Anthony Dawson (born Feb 1, 1995), better known as TooTurntTony or "Duck Daddy", is an American social media personality, model, and wildlife conservation advocate. He is known for creating viral comedy skits, social experiments, and other videos often involving his family and domestic ducks.

== Social media career ==
Dawson began his career as a duck-rancher, where he would make role-playing videos with ducks in efforts to increase awareness of wetland conservation. Later, he began incorporating various family members such as his mother, father, and sister (later collectively dubbed the "TooTurntFamily") into social experiments and other comedic content.

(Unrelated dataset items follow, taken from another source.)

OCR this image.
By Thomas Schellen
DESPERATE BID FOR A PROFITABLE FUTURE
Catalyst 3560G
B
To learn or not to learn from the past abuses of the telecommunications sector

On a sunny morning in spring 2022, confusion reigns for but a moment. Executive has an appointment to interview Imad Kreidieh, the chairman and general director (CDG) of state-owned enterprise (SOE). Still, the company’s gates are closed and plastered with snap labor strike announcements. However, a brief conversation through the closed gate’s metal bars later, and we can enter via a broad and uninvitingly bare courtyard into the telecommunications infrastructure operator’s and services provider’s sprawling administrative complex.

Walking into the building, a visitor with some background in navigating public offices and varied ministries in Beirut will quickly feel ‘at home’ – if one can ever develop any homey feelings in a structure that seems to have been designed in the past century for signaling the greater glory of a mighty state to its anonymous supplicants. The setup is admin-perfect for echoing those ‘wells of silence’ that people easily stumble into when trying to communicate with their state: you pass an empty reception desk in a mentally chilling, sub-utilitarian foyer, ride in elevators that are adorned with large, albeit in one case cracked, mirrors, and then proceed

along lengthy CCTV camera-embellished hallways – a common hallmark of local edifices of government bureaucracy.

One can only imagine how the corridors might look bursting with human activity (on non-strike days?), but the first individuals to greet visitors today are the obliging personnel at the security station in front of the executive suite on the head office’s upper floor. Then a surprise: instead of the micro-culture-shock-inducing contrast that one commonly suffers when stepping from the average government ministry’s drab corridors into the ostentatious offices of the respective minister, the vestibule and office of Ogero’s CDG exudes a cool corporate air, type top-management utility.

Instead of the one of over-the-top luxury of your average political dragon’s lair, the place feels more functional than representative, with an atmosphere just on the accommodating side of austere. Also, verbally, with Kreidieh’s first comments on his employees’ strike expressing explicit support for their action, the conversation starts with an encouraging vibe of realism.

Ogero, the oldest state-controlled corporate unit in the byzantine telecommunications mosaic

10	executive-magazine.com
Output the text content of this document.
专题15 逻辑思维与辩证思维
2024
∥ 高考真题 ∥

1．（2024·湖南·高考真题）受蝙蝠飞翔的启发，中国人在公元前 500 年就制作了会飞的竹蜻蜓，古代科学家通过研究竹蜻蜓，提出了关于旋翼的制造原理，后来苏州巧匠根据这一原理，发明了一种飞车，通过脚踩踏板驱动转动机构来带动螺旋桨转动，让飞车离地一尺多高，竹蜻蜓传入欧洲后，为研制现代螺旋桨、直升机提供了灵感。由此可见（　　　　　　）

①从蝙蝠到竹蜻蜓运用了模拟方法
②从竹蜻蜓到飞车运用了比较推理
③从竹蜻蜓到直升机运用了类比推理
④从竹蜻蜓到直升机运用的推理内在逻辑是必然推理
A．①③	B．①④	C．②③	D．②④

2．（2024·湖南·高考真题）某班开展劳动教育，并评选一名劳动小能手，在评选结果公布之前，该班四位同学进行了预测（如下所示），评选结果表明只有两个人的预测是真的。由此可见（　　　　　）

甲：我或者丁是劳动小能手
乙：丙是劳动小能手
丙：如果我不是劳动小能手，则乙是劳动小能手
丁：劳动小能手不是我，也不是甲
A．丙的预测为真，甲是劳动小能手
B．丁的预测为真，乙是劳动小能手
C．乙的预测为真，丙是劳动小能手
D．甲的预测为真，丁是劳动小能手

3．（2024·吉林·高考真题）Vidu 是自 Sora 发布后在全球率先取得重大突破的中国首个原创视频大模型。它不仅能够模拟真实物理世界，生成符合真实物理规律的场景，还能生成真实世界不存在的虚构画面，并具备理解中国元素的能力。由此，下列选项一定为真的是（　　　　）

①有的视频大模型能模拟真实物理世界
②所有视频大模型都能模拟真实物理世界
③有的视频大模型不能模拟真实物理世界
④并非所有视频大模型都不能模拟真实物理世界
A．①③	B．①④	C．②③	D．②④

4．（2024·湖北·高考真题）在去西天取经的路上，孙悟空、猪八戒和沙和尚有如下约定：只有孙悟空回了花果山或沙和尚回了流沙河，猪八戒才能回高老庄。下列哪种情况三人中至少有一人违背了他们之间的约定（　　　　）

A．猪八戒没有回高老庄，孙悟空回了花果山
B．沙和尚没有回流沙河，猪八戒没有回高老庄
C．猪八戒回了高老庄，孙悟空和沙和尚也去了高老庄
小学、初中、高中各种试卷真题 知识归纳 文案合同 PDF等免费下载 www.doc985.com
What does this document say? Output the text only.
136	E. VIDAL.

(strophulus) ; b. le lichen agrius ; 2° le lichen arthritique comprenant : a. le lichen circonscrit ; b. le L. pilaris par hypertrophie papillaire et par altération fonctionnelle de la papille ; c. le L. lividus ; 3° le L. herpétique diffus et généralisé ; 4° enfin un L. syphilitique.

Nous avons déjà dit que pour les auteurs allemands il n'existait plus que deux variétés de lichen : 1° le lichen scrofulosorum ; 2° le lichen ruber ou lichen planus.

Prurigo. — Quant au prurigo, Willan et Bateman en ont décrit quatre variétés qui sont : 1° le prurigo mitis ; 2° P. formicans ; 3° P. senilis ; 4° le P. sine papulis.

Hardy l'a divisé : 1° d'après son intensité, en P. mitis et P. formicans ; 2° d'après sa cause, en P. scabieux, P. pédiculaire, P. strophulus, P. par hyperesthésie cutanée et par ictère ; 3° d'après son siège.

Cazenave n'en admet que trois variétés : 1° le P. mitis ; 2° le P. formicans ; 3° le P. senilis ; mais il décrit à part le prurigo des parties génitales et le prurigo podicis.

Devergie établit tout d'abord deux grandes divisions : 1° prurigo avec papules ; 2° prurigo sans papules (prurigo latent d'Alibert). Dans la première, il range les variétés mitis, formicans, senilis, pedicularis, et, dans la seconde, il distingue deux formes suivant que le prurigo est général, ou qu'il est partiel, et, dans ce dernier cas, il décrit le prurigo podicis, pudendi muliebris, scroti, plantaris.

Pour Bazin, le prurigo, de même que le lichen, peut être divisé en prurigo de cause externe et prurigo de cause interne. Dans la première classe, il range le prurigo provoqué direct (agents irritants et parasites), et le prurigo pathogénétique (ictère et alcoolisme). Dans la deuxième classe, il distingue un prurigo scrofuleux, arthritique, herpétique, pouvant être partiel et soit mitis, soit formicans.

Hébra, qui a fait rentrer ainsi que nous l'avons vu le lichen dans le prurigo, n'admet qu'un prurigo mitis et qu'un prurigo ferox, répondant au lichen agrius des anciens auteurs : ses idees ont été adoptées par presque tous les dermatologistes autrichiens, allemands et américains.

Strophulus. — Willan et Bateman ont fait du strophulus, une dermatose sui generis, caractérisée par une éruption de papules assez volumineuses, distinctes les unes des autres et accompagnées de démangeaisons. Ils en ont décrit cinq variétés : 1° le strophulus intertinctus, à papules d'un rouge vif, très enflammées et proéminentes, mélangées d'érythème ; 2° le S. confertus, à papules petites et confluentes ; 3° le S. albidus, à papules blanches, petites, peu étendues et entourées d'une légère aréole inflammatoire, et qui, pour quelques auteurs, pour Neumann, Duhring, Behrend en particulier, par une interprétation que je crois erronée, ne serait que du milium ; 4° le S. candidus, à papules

Dawson was named a Top 50 Creator of 2023 by Forbes. At that time, Dawson had 25 million followers total from TikTok, YouTube, and OnlyFans and estimated annual earnings of $2.9 million. By August 2024, Dawson had more than 20 million followers on TikTok alone. His skits and other content have appeared on media outlets such as Univision, Business Insider, and USA Today. Among the most notable of videos include a series related to Jeffrey Dahmer which amassed over 50 million views. In November 2024, Dawson saved one of his friends from an alligator attack, garnering attention of the media.

Tony is signed to Creative Artists Agency for representation in all categories.

== Other ventures ==
In 2023, Dawson released an alcoholic iced tea known as "Too Turnt Tea" in collaboration with NOCA Beverages. He sold more than a million 12-packs in a year. Dawson is a lead character in Skinwalker Island, a horror film that takes place in Florida, released in 2025.